Cyclops Sheep and New Skin Cancer Treatment
Basal cell nevus syndrome is a rare genetic disorder that causes multiple basal cell carcinomas in patients. Until recently, surgery has been the only treatment. Now, David R. Bickers, MD, the Carl Truman Nelson Professor of Dermatology and chair of P&S’s Department of Dermatology, and Ervin Epstein, MD, of Children’s Hospital Oakland Research Institute in California, have found that a drug called vismodegib can dramatically shrink basal cell skin cancers and prevent the formation of new ones. Their findings were published in 2012 in the New England Journal of Medicine.
The new treatment for basal cell nevus syndrome, also called Gorlin syndrome, springs from an unlikely location: Idaho’s mountain pastures. In the 1960s and 70s, sheep farmers began noticing that when their flocks grazed at higher altitudes, pregnant ewes would give birth to lambs with a single, central eye. The alarmed sheep farmers called in the U.S. Department of Agriculture, which launched an investigation. It took 11 years to discover that the ewes were grazing on the American corn lily, a mountain meadow plant that contains a chemical that disrupts normal brain and facial development, resulting in the deformities the farmers observed.
Years later, the corn lily chemical—cyclopamine—was determined to be a potent inhibitor of the Sonic hedgehog (Shh) signaling pathway, which is critical for normal fetal development.

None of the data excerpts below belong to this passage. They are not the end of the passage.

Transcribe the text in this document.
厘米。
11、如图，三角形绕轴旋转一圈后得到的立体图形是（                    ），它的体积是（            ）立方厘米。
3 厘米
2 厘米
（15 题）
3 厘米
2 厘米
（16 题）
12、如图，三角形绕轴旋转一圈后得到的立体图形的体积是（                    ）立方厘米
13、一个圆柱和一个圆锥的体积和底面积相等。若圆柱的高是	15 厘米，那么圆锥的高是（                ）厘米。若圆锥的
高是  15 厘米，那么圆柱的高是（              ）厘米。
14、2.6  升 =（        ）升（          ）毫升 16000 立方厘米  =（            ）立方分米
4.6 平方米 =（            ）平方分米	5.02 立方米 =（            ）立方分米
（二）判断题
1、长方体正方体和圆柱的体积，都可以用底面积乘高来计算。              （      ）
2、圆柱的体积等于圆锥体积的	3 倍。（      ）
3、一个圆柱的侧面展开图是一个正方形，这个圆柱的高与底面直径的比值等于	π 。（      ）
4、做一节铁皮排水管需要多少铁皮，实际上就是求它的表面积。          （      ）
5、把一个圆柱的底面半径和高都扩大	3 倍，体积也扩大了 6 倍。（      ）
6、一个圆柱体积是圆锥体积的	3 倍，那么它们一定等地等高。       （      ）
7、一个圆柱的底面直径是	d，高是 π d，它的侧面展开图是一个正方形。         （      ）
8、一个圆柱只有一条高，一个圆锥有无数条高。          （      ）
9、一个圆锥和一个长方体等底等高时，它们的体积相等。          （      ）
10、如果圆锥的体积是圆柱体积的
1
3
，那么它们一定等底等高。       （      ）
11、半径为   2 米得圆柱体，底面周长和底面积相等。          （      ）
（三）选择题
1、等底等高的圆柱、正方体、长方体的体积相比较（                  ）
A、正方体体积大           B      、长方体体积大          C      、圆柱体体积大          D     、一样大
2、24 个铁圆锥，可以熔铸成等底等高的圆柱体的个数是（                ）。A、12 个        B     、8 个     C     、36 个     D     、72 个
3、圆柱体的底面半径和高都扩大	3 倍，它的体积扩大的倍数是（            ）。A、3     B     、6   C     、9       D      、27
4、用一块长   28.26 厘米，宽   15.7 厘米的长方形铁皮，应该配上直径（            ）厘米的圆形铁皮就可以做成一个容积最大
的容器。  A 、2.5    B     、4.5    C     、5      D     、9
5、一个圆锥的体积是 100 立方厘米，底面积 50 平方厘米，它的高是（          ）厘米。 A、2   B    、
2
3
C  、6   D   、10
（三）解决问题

“I was also interested in looking at underlying mechanisms and trying to identify therapeutic targets in skin cancers, with the ultimate goal of finding drugs and compounds that could be taken to the clinic,” says Dr. Bickers, who came to Columbia in 1994 with a major interest in skin cancer research. He knew that Gorlin syndrome patients inherit a mutation in a tumor suppressor gene family called patched (PTCH).
PTCH1 was the primary inhibitor of the Shh signaling pathway that was turned off in the cyclops sheep. Normally PTCH1 causes the signaling to cease after birth. But when PTCH1 is mutated, signaling continues, resulting in abnormal cell growth and proliferation and setting the stage for tumor formation. “If we could find a molecule to inhibit this pathway we could, in theory, reverse the growth of the tumors,” says Dr. Bickers.
The right molecule turned out to be cyclopamine, the corn lily chemical. Dr. Bickers, working at Columbia with research scientist Mohammad Athar, PhD, and Arianna Kim, PhD, assistant professor of dermatology, found that while it had disastrous results for the farmers and their flocks, it was precisely what Gorlin syndrome sufferers needed: a way to block the postnatal signaling that led to the unchecked growth of tumors in many patients.
Drs. Epstein and Bickers investigated the use of a vismodegib, a derivative of cyclopamine synthesized by Genentech. Their clinical study found that patients taking the orally administered drug for an average of eight months experienced about two new basal cell cancers during the study, compared with 29 such tumors for patients in the placebo group.
“The purpose of the study was to see whether, using this targeted molecular therapy, we could match the performance of a surgeon, and in many ways, we could,” says Dr. Bickers.
Important issues remain, however, and Dr. Bickers says the drug is not suitable for all patients with basal cell nevus syndrome. The drug caused muscle pain and loss of taste in many patients in the trial, and half of the participants on the drug stopped using it even though that meant their cancers would return.
“The challenge now is to see if we can lessen the adverse effects while achieving the same therapeutic benefits by modifying the dosing schedule or perhaps by alternating drug treatment with other modalities such as photodynamic therapy, which can be effective for smaller lesions.”